Recent drilling (1990) of the Vine structure (630 metres depth) has intersected 3 massive sulphide veins. The upper vein has a true width of 4 metres, the middle vein a true width of 2 metres and the lower vein a true width of 3.4 metres. The upper vein averages 2.94 per cent lead, 0.2 per cent zinc and 29.13 grams per tonne silver across 4 metres. The middle vein averages 36.24 per cent lead, 12.16 per cent zinc, 229.67 grams per tonne silver and 0.34 grams per tonne gold across 2 metres. The lower vein averages 4.7 per cent lead, 2.09 per cent zinc, 0.36 per cent copper and 35.3 grams per tonne silver across 3.4 metres. The lower vein represents a new sulphide zone within the Vine structure (George Cross News Letter #224 (November), 1991).
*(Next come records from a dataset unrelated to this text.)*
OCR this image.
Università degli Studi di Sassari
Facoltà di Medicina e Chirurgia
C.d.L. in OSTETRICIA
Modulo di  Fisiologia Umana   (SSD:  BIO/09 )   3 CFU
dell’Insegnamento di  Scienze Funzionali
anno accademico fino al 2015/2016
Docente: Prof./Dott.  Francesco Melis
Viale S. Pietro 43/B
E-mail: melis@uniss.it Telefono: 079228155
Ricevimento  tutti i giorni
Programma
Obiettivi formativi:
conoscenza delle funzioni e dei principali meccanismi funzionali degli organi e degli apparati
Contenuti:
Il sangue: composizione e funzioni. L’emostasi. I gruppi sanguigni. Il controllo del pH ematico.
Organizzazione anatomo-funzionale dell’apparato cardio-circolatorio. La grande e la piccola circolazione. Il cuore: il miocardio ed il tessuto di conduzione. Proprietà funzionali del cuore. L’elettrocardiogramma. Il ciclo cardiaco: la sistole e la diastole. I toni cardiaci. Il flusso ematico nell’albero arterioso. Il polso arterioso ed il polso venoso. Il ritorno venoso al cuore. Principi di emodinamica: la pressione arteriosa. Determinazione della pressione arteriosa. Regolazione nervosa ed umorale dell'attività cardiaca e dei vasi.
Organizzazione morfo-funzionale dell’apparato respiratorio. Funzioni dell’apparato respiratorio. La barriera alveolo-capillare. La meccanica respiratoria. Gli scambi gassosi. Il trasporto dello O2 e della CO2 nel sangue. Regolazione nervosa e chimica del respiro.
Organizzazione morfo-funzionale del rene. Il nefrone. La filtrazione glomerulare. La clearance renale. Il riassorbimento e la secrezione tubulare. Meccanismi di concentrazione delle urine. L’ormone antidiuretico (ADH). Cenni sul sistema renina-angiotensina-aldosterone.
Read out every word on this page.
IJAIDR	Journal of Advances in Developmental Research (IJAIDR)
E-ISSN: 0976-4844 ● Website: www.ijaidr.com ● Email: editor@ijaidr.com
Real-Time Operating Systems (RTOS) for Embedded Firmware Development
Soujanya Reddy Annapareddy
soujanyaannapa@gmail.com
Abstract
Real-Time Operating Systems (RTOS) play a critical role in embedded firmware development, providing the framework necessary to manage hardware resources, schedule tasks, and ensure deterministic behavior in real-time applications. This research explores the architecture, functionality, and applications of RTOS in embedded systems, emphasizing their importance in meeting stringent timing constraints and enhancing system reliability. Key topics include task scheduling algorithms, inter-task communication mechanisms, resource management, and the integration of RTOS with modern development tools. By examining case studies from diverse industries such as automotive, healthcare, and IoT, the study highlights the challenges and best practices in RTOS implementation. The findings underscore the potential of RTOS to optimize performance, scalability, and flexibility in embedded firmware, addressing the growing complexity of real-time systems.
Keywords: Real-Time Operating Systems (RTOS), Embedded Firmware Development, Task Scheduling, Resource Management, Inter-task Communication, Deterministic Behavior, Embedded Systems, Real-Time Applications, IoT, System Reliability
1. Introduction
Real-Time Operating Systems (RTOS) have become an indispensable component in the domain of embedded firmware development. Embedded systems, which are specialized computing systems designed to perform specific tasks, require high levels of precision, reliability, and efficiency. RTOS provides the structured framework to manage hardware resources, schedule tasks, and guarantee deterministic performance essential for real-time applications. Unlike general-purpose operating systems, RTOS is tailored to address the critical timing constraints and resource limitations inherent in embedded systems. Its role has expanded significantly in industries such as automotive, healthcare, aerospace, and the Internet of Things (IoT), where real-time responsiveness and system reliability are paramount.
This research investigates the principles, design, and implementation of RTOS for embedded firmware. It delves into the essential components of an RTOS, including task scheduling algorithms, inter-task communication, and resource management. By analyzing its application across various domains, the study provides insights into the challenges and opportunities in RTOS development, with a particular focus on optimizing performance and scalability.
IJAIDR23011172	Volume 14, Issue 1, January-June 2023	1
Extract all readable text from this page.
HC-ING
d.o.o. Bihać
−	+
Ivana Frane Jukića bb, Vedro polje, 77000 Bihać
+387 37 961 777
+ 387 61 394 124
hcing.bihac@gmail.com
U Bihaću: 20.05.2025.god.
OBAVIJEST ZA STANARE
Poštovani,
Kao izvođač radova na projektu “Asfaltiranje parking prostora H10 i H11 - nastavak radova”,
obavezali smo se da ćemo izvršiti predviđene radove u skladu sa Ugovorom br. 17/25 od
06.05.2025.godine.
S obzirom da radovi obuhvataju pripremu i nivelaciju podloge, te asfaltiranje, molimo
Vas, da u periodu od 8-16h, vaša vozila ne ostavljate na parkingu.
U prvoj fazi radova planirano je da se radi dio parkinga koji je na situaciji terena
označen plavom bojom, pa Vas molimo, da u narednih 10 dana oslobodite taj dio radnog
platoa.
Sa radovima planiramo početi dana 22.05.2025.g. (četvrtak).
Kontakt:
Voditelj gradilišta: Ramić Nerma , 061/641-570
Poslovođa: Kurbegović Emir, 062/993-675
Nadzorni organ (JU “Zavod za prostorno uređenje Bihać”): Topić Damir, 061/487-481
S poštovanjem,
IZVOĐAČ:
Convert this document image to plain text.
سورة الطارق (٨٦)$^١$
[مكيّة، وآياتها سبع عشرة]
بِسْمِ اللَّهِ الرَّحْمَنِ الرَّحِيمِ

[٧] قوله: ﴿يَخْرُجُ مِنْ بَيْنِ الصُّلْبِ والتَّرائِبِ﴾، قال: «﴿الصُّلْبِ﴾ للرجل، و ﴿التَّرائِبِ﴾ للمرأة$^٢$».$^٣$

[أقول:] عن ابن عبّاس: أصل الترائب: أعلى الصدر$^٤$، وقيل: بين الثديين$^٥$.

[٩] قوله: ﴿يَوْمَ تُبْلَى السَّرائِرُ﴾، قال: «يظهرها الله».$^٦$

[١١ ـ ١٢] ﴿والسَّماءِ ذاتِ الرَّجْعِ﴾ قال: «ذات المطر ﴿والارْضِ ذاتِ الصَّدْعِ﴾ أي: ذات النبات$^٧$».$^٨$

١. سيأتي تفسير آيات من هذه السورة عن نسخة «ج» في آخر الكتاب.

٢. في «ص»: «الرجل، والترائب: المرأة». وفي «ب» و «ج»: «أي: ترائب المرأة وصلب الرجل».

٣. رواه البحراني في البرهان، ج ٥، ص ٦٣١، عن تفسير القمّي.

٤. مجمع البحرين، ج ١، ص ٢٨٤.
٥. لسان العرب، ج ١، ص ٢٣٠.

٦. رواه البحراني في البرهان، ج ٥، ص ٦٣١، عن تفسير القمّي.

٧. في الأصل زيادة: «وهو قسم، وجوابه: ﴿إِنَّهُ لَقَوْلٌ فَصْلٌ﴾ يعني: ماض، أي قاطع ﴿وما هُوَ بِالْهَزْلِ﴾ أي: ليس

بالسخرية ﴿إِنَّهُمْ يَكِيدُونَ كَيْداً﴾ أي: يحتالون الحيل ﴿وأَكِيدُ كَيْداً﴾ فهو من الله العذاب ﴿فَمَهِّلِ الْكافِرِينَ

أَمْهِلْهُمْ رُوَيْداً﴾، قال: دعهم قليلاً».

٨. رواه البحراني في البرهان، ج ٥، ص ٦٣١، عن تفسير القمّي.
Proven and probable reserves for the Vine property are 1,300,000 tonnes grading 2.2 grams per tonne gold, 36.3 grams per tonne silver, 3.12 per cent lead, 3.12 per cent zinc and 0.11 per cent copper (MDAP – Kokanee Exploration Ltd. Prospectus (1990)).”
Kokanee Exploration Ltd.’s resource estimate reported above is an historical estimate and was not prepared using the resources categorizations set out in NI 43-101. The Company is not aware of any more recent resource estimate for this property. The Company is uncertain as to the relevance or reliability of the historical estimate.
Detailed geophysics has identified a positive gravity anomaly that could be associated with massive sulphide mineralization containing zinc, lead and silver. This anomaly occurs in what appears to be a restricted third-order sedimentary basin. The new geological information and existing geophysical data are being used to refine target depths and locations in preparation for the next phase of drilling.